TA & K Enterprises Inc v Suncor Energy Products Inc, 2011 ON
CA 613 (Released September 27, 2011) In this decision, the Court of
Appeal for Ontario concluded (1) that the franchise disclosure
requirements in the Arthur Wishart Act (Franchise Disclosure),
2000, SO 2000 ("Act") do not apply to
franchise agreements where the term of the franchise rights and
obligations is one year or less and (2) that "franchise
fees" do not include ongoing payments such as royalties.
The case came to the Court from Perell J.'s decision which
granted the defendant Suncor's motion to dismiss a proposed
class action brought by TA & K Enterprises Inc.
("TAK") on behalf of a class of over 200
former Sunoco retailers. The claim arose from Suncor's merger
with Petro-Canada and Suncor's subsequent decision to cull some
franchisees and re-brand the remainder. In asserting that Suncor
had not met an obligation to provide disclosure, TAK hoped to
recover some of its set-up and wind-down costs. In response, Suncor
relied on s. 5(7)(g)(ii) of the Act which provides an exemption
from disclosure where "the franchise agreement is not valid
for longer than one year and does not involve the payment of a
nonrefundable franchise fee".
Justice Goudge (MacFarland and Watt JJ.A. concurring) rejected
all of TAK's arguments. He held that although the franchise
agreement was signed on November 11, 2008 and due to expire on
November 14, 2009, it was not valid for longer than one year.
Rather, the "time frame during which the franchisee is bound
to certain rights and obligations" was only one year. The
franchisee's ability to repudiate the agreement for franchisor
non-performance in the period between the signing of the agreement
and the commencement of its performance did not tip the term length
over the one year.
Further, the existence of obligations such as indemnity and
confidentiality which survive the termination of the agreement did
not extend the agreement past one year. By definition those
obligations only arise after the termination of the agreement and
so after the agreement can be considered valid. The existence of a
clause within the franchise agreement which provided for a monthly
tenancy in the event the franchisee remained in possession and
continued to pay rent at the conclusion of the agreement did not
extend the term. Because the term came into force at the expiration
of the agreement, it did not extend it.

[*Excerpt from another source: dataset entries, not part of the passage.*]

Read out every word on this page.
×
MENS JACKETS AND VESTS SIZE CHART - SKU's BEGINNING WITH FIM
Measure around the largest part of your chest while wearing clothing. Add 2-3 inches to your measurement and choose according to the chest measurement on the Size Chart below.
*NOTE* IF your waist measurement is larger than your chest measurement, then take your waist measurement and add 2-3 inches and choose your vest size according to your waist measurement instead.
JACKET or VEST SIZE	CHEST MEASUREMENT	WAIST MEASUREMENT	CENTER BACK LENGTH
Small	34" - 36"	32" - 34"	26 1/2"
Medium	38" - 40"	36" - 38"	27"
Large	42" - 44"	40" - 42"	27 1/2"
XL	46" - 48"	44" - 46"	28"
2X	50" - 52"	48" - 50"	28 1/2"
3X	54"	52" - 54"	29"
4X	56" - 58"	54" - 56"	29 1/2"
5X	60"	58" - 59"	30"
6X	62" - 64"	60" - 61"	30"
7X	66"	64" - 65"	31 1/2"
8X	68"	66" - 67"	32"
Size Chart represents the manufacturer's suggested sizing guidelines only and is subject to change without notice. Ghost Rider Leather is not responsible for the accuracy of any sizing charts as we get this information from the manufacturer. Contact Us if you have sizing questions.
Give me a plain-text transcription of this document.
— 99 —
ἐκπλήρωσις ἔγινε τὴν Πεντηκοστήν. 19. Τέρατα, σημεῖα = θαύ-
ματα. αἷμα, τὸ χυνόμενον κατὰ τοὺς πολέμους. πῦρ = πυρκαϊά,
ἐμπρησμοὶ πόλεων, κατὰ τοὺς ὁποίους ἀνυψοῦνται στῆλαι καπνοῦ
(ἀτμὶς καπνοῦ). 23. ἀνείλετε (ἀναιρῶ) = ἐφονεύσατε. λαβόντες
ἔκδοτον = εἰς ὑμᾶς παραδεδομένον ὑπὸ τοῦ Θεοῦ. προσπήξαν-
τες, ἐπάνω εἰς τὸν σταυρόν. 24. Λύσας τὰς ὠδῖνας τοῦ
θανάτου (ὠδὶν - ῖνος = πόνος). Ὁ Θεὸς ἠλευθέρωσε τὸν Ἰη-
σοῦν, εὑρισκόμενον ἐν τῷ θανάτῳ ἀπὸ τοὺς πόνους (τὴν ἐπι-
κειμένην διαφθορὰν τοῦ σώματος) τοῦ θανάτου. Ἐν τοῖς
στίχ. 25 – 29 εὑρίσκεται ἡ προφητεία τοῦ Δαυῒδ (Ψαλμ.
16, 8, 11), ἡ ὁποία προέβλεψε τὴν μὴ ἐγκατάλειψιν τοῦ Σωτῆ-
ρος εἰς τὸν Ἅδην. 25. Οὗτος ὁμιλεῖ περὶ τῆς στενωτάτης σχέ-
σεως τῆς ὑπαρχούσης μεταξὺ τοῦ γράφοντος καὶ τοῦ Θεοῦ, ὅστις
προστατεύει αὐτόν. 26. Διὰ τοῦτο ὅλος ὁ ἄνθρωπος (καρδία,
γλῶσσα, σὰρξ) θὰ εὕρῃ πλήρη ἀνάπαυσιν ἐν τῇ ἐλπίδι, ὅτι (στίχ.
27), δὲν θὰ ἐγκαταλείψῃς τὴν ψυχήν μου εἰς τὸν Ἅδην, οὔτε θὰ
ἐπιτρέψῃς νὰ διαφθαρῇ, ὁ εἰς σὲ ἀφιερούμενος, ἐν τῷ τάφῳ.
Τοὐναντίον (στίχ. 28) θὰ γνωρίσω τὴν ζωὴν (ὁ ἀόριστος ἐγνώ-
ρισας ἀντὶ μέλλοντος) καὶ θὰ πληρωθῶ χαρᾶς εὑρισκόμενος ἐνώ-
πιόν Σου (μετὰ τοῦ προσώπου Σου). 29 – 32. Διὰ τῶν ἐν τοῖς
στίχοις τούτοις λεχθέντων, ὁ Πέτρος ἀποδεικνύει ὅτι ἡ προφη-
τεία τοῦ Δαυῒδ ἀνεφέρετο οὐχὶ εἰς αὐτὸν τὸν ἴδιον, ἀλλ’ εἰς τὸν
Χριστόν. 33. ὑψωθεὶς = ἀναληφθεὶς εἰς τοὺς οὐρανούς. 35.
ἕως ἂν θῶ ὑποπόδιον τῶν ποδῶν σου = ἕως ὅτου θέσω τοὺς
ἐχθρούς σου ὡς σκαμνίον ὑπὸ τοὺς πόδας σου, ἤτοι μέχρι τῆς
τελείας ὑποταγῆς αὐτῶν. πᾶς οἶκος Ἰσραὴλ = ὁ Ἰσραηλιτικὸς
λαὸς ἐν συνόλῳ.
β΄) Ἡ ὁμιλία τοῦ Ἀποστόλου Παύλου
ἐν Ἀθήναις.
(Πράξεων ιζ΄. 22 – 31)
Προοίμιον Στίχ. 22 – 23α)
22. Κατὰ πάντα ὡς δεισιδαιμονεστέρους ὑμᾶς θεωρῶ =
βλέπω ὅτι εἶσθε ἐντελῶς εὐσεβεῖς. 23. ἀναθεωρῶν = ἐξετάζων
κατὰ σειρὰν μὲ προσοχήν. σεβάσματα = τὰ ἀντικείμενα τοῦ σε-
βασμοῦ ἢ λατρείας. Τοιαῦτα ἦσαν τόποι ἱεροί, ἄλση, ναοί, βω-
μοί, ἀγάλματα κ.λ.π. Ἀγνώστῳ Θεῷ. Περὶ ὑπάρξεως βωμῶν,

Finally, a letter from
Suncor extending the franchise relationship on a month-tomonth
basis did not stretch the franchise agreement beyond a year.
The Court also dismissed TAK's claim that its payments to
Suncor were franchise fees and that as a result Suncor did not
satisfy the second branch of the disclosure exemption. Goudge J.A.
relied on the relevant regulation and the law reform report which
led to the Act to hold that a franchise fee is paid to become a
franchisee, and does not include royalties or other payments for
goods or services.
The Court's decision makes sense as a plain interpretation
of the Act. However, it leaves potential franchisees faced with
one-year agreements – which will surely now become more
popular with franchisors – to bargain for longer
agreements or more complete disclosure. The decision thereby does
not live up to the Act's broad goal of rebalancing power
between potential franchisees and franchisors.